A company’s corporate social responsibility should not only be intended for increasing a company’s cash flow but should look into the general well-being of the neighboring communities. The company should ensure that its activities do not become an environmental concern to the neighboring community. There should be frequent reports on their corporate social responsibilities and these reports should be assured by professional bodies to guarantee their acceptability.
Choi, J., Kwak, Y., and Choe, C. (2011) Corporate social responsibility and corporate financial performance: Evidence from Korea Australian. Journal of Management, Vol. 35, no.3, pp. 291-311.
Devinney, T.M. (2009). Is the Socially Responsible Corporation a Myth? The Good, the Bad, and the Ugly of Corporate Social Responsibility.

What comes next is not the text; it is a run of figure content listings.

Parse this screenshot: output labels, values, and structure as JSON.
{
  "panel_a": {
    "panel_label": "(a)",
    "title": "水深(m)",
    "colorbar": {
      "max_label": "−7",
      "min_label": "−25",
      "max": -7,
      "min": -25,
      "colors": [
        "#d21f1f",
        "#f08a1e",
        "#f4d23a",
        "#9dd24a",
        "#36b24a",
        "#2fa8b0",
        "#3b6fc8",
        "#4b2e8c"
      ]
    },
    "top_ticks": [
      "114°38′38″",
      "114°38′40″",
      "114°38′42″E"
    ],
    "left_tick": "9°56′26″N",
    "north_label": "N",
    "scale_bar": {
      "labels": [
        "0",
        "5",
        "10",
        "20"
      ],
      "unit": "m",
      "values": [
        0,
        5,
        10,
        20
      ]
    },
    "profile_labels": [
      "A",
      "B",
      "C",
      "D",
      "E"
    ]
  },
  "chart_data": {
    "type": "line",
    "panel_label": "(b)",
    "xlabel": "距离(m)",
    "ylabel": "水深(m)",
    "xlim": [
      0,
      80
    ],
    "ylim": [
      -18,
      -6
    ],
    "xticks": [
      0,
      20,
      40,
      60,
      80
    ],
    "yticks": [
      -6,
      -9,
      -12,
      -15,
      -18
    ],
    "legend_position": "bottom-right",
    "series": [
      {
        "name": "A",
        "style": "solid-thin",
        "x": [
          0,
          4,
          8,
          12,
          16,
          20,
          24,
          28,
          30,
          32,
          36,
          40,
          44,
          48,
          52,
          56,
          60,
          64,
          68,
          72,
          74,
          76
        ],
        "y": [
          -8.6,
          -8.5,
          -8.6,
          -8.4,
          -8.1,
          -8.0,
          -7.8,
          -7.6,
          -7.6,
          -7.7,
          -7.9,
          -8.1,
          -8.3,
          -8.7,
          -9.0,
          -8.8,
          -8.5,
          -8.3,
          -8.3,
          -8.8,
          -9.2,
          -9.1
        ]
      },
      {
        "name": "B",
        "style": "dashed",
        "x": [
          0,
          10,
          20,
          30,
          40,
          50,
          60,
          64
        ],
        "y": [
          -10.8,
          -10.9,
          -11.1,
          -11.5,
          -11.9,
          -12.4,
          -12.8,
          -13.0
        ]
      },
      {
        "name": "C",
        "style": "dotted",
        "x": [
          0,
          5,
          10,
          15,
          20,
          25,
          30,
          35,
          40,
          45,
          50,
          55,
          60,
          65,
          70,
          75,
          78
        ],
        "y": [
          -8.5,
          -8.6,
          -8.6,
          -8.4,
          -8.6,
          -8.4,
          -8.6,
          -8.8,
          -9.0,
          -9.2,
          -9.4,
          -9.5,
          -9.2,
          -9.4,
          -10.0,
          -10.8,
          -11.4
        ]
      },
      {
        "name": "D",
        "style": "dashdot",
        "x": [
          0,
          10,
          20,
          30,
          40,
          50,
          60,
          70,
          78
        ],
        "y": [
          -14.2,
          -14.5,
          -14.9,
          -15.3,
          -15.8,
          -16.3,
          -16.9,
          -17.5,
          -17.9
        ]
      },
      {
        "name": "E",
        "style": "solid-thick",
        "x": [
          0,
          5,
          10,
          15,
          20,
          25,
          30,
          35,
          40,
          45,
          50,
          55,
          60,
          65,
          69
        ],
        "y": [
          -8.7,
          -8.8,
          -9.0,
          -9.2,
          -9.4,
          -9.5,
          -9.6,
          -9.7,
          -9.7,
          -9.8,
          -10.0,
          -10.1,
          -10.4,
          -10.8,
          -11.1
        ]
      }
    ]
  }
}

Academy of Management Perspectives, Vol 23, No 2: 44-56.
Idemudia, U. (2011) Corporate social responsibility and developing countries: moving the critical CSR research agenda in Africa forward. Progress in Development Studies, vol.11. No.1, pp. 1–18.
Jones, A and Jonas, G.A. (2011) Corporate Social Responsibility Reporting: The Growing Need for Input from the Accounting Profession. The CPA Journal, vol.65.
Kanji, G.K. and Chopra, P.K. (2010). Corporate social responsibility in a global Economy. Total Quality Management, vol. 21, no. 2, pp. 119–143
Mackey, A., Mackey, T.B. and Barney, J.B. (2007) Corporate Social Responsibility and Firm Performance: Investor Preferences and Corporate Strategies. Academy of Management Review, vol. 32, no. 3, pp. 817–835.